Still, Richard could understand and sympathize with Nathan’s love of those books. He had been locked up in the Palace of the Prophets nearly his entire life, and those books were more than his friends. They were his escape. They took him places beyond the prison walls of the Palace of the Prophets, places he could imagine, or read about, but had little hope of ever seeing.

Richard suspected that was the source of Nathan’s love for dressing as an adventurer, a man of the world.

Richard knew, though, that prophecy was an underworld element. It was death itself. It represented the death of free will. It brought about the decay of humanity as people sought prophecy to help them make every decision. All decisions made for them from the world of the dead. Now, they were entering an age of free will.

Still, Richard understood Nathan’s sadness at his old friends being burned.
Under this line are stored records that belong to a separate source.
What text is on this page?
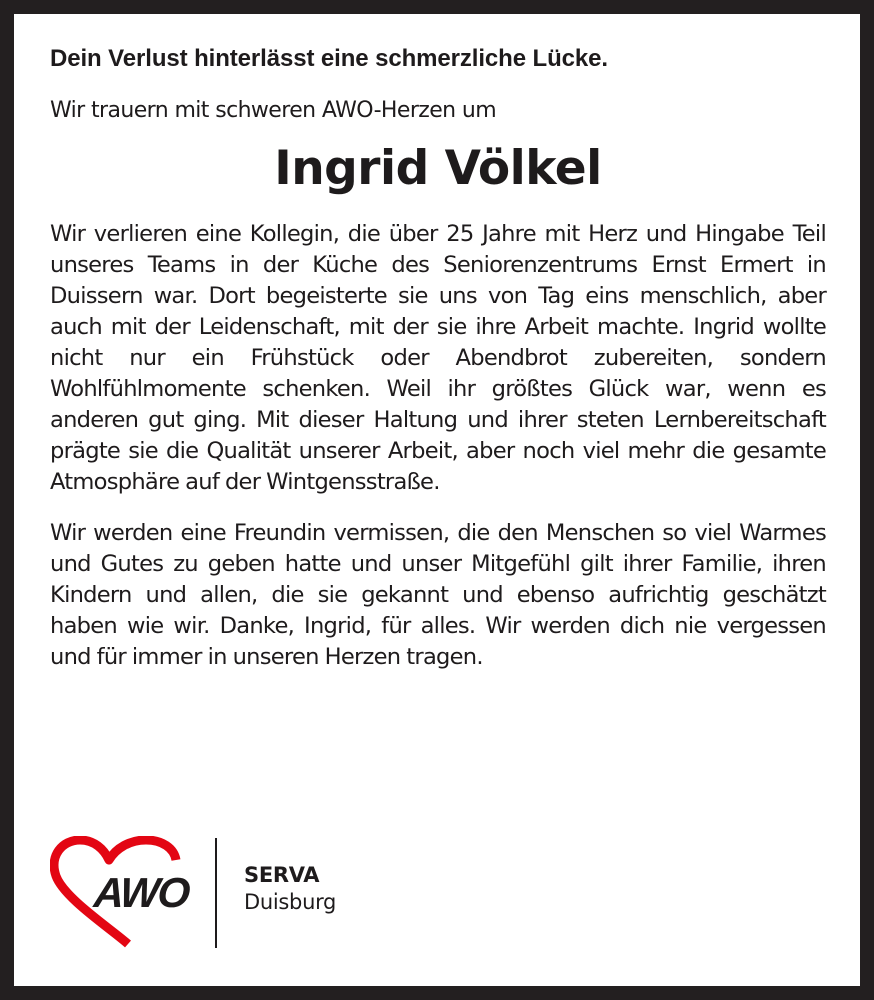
Dein Verlust hinterlässt eine schmerzliche Lücke.

Wir trauern mit schweren AWO-Herzen um

Ingrid Völkel

Wir verlieren eine Kollegin, die über 25 Jahre mit Herz und Hingabe Teil unseres Teams in der Küche des Seniorenzentrums Ernst Ermert in Duissern war. Dort begeisterte sie uns von Tag eins menschlich, aber auch mit der Leidenschaft, mit der sie ihre Arbeit machte. Ingrid wollte nicht nur ein Frühstück oder Abendbrot zubereiten, sondern Wohlfühlmomente schenken. Weil ihr größtes Glück war, wenn es anderen gut ging. Mit dieser Haltung und ihrer steten Lernbereitschaft prägte sie die Qualität unserer Arbeit, aber noch viel mehr die gesamte Atmosphäre auf der Wintgensstraße.

Wir werden eine Freundin vermissen, die den Menschen so viel Warmes und Gutes zu geben hatte und unser Mitgefühl gilt ihrer Familie, ihren Kindern und allen, die sie gekannt und ebenso aufrichtig geschätzt haben wie wir. Danke, Ingrid, für alles. Wir werden dich nie vergessen und für immer in unseren Herzen tragen.

AWO	SERVA
Duisburg
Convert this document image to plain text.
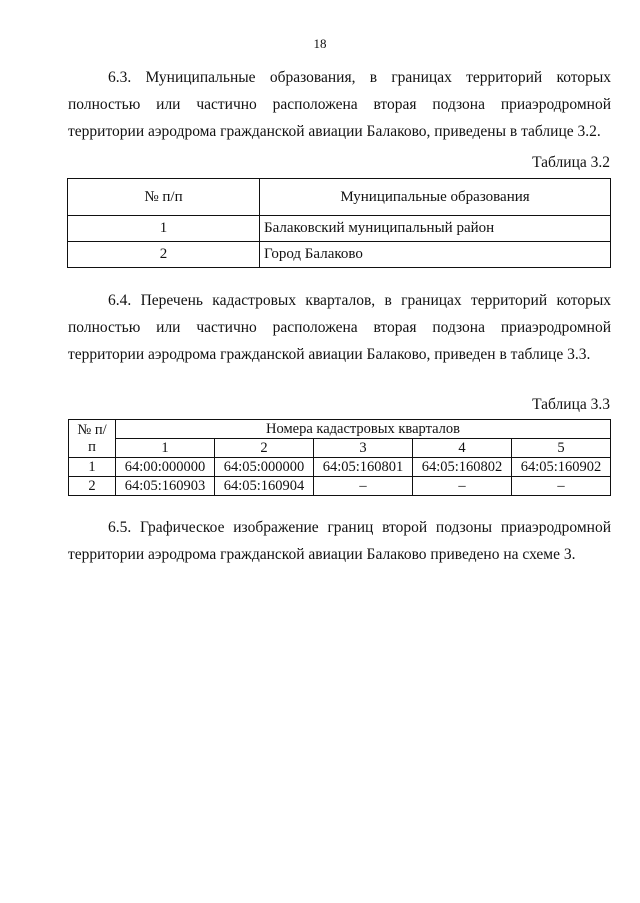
18

6.3. Муниципальные образования, в границах территорий которых полностью или частично расположена вторая подзона приаэродромной территории аэродрома гражданской авиации Балаково, приведены в таблице 3.2.

Таблица 3.2
№ п/п	Муниципальные образования
1	Балаковский муниципальный район
2	Город Балаково

6.4. Перечень кадастровых кварталов, в границах территорий которых полностью или частично расположена вторая подзона приаэродромной территории аэродрома гражданской авиации Балаково, приведен в таблице 3.3.

Таблица 3.3
№ п/п	Номера кадастровых кварталов				
	1	2	3	4	5
1	64:00:000000	64:05:000000	64:05:160801	64:05:160802	64:05:160902
2	64:05:160903	64:05:160904	–	–	–

6.5. Графическое изображение границ второй подзоны приаэродромной территории аэродрома гражданской авиации Балаково приведено на схеме 3.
So, Richard had told Nathan to pick any library he wanted in the palace, more than one if he wanted, and stock them with whatever books the old prophet wished to preserve.

The rest were going to be burned. Prophecy was ended.

Nathan, of course, was finally getting his chance to be a real adventurer, so books of prophecy very well might end up in his past. There were many places between the People’s Palace and the Dark Lands that had been devastated by Emperor Sulachan, Hannis Arc, and the half people rampaging across the lands. Nathan was to be Lord Rahl’s official roving ambassador, visiting those places that were hit hard to see what could be done to help them. Many of the Shun-tuk had volunteered to help in that task. Many more had wanted to go back to the only home they had known, in the Dark Lands.

Richard missed Nathan already, and he had only been gone a few weeks.

In a complete surprise to Richard–Kahlan had said she saw it coming from a mile away–Nicci had chosen to travel with Nathan for a time and keep him company, which as far as Richard was concerned meant keep him out of trouble. Richard thought it ironic that the Palace of the Prophets had always sent a Sister with Nathan whenever he had to travel anywhere. With the Sisters, it was always quite clear that they were his minders, and kept the man in an iron collar to control him.

Richard hoped that Nicci could find true happiness in life. He had regretted seeing her leave with Nathan, but he had understood. He missed her as well. She said she didn’t know how long she would be gone. It depended on how obnoxious a traveling companion Nathan turned out to be. Richard was actually a little surprised that she wasn’t already back. But she would be.